Hillsborough files: Doubts on Cabinet Office case
The number of signatories on the petition demanding that the government disclose its files on the 1989 Hillsborough tragedy has now passed the 100,000 mark. This means that it has to be considered for debating time in the House of Commons.
But there are new questions about the Cabinet Office case for resisting publication of these records.
The Hillsborough petition calls for the release of all government documents relating to the disaster, "as requested by information commissioner Christopher Graham". Mr Graham was adjudicating on a freedom of information application made in 2009 by the BBC.
It will now have to be discussed by the Commons backbench business committee, along with the petition to deprive rioters of benefits which is the other proposal to have passed the 100,000 target since the coalition government's new e-petition system was introduced.

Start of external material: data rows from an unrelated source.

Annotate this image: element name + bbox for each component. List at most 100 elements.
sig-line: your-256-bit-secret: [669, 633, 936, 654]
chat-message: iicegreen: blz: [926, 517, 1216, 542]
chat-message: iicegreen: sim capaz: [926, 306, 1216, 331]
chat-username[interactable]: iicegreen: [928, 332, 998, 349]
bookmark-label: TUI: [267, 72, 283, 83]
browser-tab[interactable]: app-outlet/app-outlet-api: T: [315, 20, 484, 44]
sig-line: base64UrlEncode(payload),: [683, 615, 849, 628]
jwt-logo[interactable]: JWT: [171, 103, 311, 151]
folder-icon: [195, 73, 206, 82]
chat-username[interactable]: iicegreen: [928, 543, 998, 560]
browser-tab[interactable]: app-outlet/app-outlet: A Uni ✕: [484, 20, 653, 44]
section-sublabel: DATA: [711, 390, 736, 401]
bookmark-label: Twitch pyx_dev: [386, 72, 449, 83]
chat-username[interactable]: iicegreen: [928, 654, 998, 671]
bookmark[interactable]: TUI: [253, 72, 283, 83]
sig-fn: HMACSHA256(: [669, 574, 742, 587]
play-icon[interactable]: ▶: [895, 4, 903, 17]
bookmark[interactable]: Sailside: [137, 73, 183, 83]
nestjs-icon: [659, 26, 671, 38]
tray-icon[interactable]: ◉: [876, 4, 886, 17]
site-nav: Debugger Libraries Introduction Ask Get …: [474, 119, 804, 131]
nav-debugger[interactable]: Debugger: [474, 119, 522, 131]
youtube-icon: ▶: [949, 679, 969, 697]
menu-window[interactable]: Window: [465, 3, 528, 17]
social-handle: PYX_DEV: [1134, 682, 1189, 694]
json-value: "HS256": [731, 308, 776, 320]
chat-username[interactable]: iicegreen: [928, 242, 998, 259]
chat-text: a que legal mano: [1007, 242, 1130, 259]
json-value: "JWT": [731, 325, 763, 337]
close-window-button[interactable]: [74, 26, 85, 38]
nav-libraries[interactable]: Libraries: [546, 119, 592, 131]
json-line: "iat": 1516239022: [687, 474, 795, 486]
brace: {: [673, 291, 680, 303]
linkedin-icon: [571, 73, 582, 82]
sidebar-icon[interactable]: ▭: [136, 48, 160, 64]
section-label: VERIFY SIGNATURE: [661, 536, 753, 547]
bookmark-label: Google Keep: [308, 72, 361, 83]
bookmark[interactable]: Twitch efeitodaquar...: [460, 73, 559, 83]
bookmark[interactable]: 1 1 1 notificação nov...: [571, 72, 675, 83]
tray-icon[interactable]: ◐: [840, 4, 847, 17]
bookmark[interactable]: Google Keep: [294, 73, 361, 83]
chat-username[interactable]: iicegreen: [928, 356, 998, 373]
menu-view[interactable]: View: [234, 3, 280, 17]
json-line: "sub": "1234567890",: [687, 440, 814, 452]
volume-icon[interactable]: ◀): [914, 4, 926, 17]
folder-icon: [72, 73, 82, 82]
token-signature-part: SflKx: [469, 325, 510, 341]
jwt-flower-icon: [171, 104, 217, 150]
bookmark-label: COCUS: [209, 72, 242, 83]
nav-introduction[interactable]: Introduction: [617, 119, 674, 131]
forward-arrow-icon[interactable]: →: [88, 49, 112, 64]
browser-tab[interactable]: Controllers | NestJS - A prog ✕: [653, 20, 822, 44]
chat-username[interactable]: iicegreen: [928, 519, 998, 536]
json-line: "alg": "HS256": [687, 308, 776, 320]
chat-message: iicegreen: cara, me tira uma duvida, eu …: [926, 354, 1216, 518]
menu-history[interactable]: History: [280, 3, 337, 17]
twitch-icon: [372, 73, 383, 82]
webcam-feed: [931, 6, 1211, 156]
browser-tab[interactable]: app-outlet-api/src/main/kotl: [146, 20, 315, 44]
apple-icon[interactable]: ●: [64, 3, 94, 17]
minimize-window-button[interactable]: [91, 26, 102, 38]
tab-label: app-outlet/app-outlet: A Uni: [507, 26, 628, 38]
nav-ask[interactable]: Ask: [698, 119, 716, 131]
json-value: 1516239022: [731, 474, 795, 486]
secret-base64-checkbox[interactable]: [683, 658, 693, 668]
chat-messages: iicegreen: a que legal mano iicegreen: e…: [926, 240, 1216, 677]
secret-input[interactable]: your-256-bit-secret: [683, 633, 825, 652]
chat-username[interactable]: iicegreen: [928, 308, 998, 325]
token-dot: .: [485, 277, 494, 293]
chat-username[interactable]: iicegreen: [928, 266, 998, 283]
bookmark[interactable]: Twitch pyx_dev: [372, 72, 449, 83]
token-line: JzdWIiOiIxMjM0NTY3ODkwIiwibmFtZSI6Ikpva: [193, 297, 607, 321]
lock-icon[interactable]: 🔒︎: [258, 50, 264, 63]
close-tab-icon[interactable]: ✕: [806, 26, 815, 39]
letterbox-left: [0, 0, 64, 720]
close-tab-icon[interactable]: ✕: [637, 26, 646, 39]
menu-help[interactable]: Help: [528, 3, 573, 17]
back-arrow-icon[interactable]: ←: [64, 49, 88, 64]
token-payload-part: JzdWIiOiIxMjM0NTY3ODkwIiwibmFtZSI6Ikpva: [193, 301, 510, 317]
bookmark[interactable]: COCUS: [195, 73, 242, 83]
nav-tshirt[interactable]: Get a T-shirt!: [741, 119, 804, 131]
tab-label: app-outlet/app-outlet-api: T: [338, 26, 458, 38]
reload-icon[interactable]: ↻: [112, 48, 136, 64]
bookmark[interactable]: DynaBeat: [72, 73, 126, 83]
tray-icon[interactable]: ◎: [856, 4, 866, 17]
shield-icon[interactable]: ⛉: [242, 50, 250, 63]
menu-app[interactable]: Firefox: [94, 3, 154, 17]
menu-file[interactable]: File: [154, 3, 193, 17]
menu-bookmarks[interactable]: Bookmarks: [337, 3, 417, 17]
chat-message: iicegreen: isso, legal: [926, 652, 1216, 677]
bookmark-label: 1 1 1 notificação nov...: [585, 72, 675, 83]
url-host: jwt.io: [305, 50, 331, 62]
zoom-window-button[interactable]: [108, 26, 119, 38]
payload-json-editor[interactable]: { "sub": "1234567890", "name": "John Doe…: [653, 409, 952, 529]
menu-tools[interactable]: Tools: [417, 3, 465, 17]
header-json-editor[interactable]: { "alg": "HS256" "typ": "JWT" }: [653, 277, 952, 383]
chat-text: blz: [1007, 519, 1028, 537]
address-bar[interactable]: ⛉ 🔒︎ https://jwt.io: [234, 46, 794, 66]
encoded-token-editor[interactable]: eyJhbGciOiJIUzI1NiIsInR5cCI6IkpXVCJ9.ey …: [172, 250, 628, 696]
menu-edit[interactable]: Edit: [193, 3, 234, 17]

The Commissioner ruled last month that the government should release files we had requested relating to discussions held by the then Prime Minister Margaret Thatcher about the incident, which caused the death of 96 Liverpool fans and was later blamed on a failure of police crowd control. He argued that it would add to public knowledge and understanding of how the Thatcher government responded to the event.
Views of ministers
Last week the Cabinet Office announced that it would appeal against Mr Graham's decision, triggering a highly effective publicity drive by Hillsborough campaigners which has led to over 100,000 signatures being added in less than a week.
The Cabinet Office argument is that any release of information should be managed by an independent panel (set up after our FOI request was made) which is to review the documentation about the Hillsborough tragedy and assess what should be made public.
I have now looked more carefully at the terms of reference for this panel, and it is far from clear that it will actually promote the release of all the documents we asked for under FOI. Its planned programme of disclosures will exclude "information indicating the views of ministers, where release would prejudice the convention of Cabinet collective responsibility".
Yet the material we applied for includes records of cabinet and other ministerial meetings, and correspondence between the offices of Mrs Thatcher and her Home Secretary Douglas Hurd. These documents could easily come under the exception in the panel's terms of reference to do with revealing the views of ministers.
This suggests there could be a significant gap between the information the BBC has requested and the records that the panel could end up releasing.